Au lendemain de la guerre, la loi de 1946 a nationalisé plus d’un millier d’entreprises privées distributrices d’électricité mais a prévu un régime dérogatoire pour celles qui appartenaient déjà aux communes. C’est en effet dès le début du XXe siècle que ces dernières, constatant que les entreprises privées qui édifient les premiers réseaux électriques délaissent les zones rurales au profit des zones urbaines pour des raisons de rentabilité, décident de prendre les choses en main et d’organiser elle-même le service public de fourniture et de distribution d’électricité sur leur territoire. La loi de 1946 confirme d’ailleurs que ces Entreprises Non Nationalisées (ENN) doivent assurer une mission de service public. Leurs salariés sont couverts par le statut national unique des industries électriques et gazières, comme les agents de la grande entreprise publique née de la nationalisation, EDF-GDF.
L’ouverture à la concurrence des années 2000
Les délégués FO de cinq des plus importantes ENN étaient présents au congrès de la fédération FO Energie et Mines, du 30 mai au 3 juin, à Tours : Electricité de Strasbourg, de Metz, de Grenoble, Soregies pour Poitiers et enfin Seolis et sa filiale Geredis pour le département des Deux Sèvres, dont le délégué FO, Christophe Breuillat, est intervenu à la tribune.
Séolis est un bon exemple du retour du secteur privé sur le devant de la scène, dans le cadre de l’ouverture à la concurrence dictée par les directives européennes depuis les années 1990.
Jusqu’en 2008 le SIEDS (Syndicat intercommunal d’énergie des Deux-Sèvres) prenait en charge à la fois la gestion des réseaux (entretien et extension) et la fourniture (la vente) de l’électricité. Mais le gouvernement, sous l’impulsion de Bruxelles, a obligé tous les opérateurs (EDF et les ENN) à préparer la séparation des activités de distribution (gestion du réseau),qui restent du domaine public, de la fourniture, la vente, désormais ouverte à la concurrence. La Régie du SIEDS disparait donc, remplacée par la société d’économie mixte Seolis.
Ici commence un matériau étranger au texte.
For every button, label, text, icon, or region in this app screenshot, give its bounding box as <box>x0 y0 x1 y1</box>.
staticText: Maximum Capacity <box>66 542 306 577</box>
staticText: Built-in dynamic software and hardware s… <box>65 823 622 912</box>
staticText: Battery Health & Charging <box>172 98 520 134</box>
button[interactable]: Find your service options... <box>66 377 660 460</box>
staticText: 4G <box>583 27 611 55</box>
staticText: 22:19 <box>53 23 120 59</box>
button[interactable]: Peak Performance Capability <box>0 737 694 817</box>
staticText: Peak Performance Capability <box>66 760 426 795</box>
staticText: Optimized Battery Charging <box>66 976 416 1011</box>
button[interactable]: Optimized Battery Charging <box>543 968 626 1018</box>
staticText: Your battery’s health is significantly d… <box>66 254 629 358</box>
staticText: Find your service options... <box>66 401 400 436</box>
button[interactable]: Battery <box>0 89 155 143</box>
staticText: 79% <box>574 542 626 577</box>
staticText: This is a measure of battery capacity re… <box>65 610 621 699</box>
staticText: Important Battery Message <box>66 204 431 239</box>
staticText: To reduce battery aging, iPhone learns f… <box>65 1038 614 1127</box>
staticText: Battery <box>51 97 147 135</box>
Le SIEDS abandonne ainsi la gestion directe au profit d’une gestion déléguée. Seolis créée une filiale, Geredis Deux-Sèvres, pour gérer le réseau de distribution.
L’équilibre du réseau et les acquis des salariés en danger
Christophe Breuillat a tenu à souligner à la tribune la solidarité entre les délégués de toutes les ENN. Il explique pourquoi : « nos entreprises travaillent de plus en plus en concurrence les unes avec les autres, une concurrence de plus en plus exacerbée depuis la fin des tarifs réglementés de vente aux gros clients, les entreprises. Aujourd’hui, pour gagner des parts de marché certaines baissent le prix de vente au point qu’il devient inférieur au coût de production et pour compenser, la variable d’ajustement est bien sûr toujours la même : nos emplois, nos droits, nos salaires ». Il soulève un autre problème. La loi de 1946 avait créé un Fonds de péréquation de l’électricité (FPE) pour que les entreprises gestionnaires du réseau de distribution excédentaires puissent aider les déficitaires, et assurer ainsi un équilibre du réseau sur l’ensemble du territoire national. Le coût d’exploitation en zone rurale où il faut couvrir beaucoup de kilomètres pour peu de consommateurs n’a en effet rien de comparable avec celui d’une zone urbaine. Mais le FPE a été réformé en 2004 et 2014 et son fonctionnement actuel, dénonce Christophe Breuillat, ne tient plus suffisamment compte de cette réalité et ne permet donc plus une réelle péréquation. « L’équilibre du réseau est véritablement en danger aujourd’hui », alerte-t-il.